Oznacza to, że musimy stale dostosowywać dwa modele: predykcyjny (jeśli to zrobisz, to się zmieni na świecie) i odwrócony (aby coś na świecie się zmieniło, musisz to zrobić). Jest wysoce prawdopodobne, że dopamina jest odpowiedzialna za dostrojenie każdego z tych obwodów. Ale gdzie ma miejsce sama adaptacja? Czy te modele zmieniają się razem czy osobno? Nie mamy o tym pojęcia. Ile różnych modeli świata zewnętrznego tworzy mózg, jak wchodzą ze sobą w interakcje i jak się uzupełniają - to pytania bez odpowiedzi.

Zdolność do ustalenia związków przyczynowych metodą prób i błędów zaobserwowano u różnych gatunków. Nie tylko u zwierząt, ale także u ptaków. Zdolność ta łączy poszczególne zdarzenia w sekwencję: jeśli wykonam czynność X, po niej nastąpi wynik Y. Niektóre gatunki mogą ustanowić związki przyczynowe poprzez naśladownictwo. Obserwując swoich bliskich, błękitne cycki z rodziny sikorki mogą nauczyć się odkręcać nakrętki butelek z mlekiem (serio, lepiej tych ptaków nie rozwścieczyć).

Ale człowiek ma jedną zaletę - język. Dzięki niemu nie musimy już marnować energii na niekończące się obserwacje łańcuchów działań, ograniczone jedynie własnym doświadczeniem. Za pomocą języka możemy wyjaśnić związki przyczynowe i przekazać je w sposób abstrakcyjny: w książkach, czasopismach, filmach dokumentalnych. Lub skorzystaj z wielogodzinnego przewodnika na YouTube, jak przejść przez V8. Możemy rejestrować nasze obserwacje, pozostawiając luki, w których nie ma wystarczającej liczby połączeń w łańcuchu między X i Y (nazywa się to „nauką”). Możemy dzielić się informacjami i znajdować związki przyczynowe na większą skalę iw większych próbkach niż jest to dostępne dla jednostki.

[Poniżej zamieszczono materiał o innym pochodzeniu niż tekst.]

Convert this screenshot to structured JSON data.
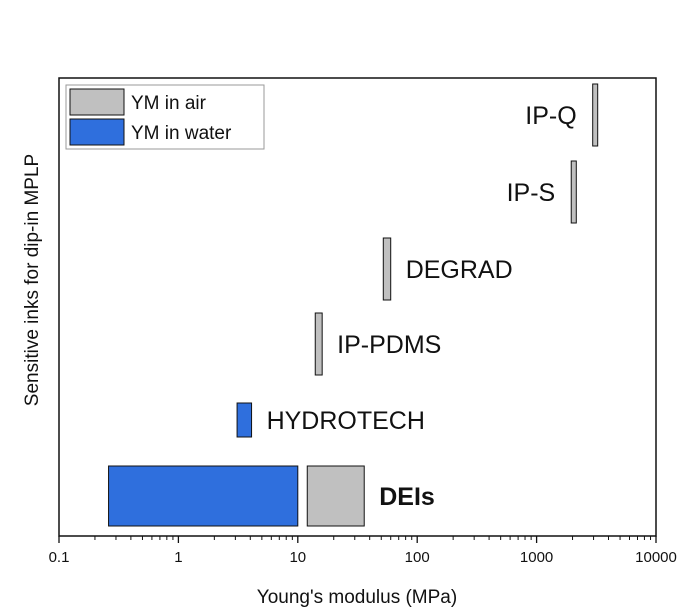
{
  "chart_data": {
    "type": "bar",
    "orientation": "horizontal-range",
    "title": "",
    "xlabel": "Young's modulus (MPa)",
    "ylabel": "Sensitive inks for dip-in MPLP",
    "xscale": "log",
    "xlim": [
      0.1,
      10000
    ],
    "xticks": [
      {
        "value": 0.1,
        "label": "0.1"
      },
      {
        "value": 1,
        "label": "1"
      },
      {
        "value": 10,
        "label": "10"
      },
      {
        "value": 100,
        "label": "100"
      },
      {
        "value": 1000,
        "label": "1000"
      },
      {
        "value": 10000,
        "label": "10000"
      }
    ],
    "legend": {
      "position": "top-left",
      "entries": [
        {
          "label": "YM in air",
          "color": "#c0c0c0"
        },
        {
          "label": "YM in water",
          "color": "#2f6fdd"
        }
      ]
    },
    "colors": {
      "air": "#c0c0c0",
      "water": "#2f6fdd"
    },
    "bars": [
      {
        "label": "DEIs",
        "bold": true,
        "label_side": "right",
        "ranges": [
          {
            "condition": "water",
            "min": 0.26,
            "max": 10
          },
          {
            "condition": "air",
            "min": 12,
            "max": 36
          }
        ]
      },
      {
        "label": "HYDROTECH",
        "bold": false,
        "label_side": "right",
        "ranges": [
          {
            "condition": "water",
            "min": 3.1,
            "max": 4.1
          }
        ]
      },
      {
        "label": "IP-PDMS",
        "bold": false,
        "label_side": "right",
        "ranges": [
          {
            "condition": "air",
            "min": 14,
            "max": 16
          }
        ]
      },
      {
        "label": "DEGRAD",
        "bold": false,
        "label_side": "right",
        "ranges": [
          {
            "condition": "air",
            "min": 52,
            "max": 60
          }
        ]
      },
      {
        "label": "IP-S",
        "bold": false,
        "label_side": "left",
        "ranges": [
          {
            "condition": "air",
            "min": 1950,
            "max": 2150
          }
        ]
      },
      {
        "label": "IP-Q",
        "bold": false,
        "label_side": "left",
        "ranges": [
          {
            "condition": "air",
            "min": 2950,
            "max": 3150
          }
        ]
      }
    ]
  }
}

Fakt, że ludzie zidentyfikowali przyczyny złożonych zjawisk, takich jak wymieranie gatunków czy globalne ocieplenie, jest świadectwem naszej zdolności pojmowania świata poza indywidualnym doświadczeniem. Tylko ludzki mózg jest w stanie zrozumieć nie tylko, co spowodowało samo siebie, ale także to, co wszyscy spowodowaliśmy.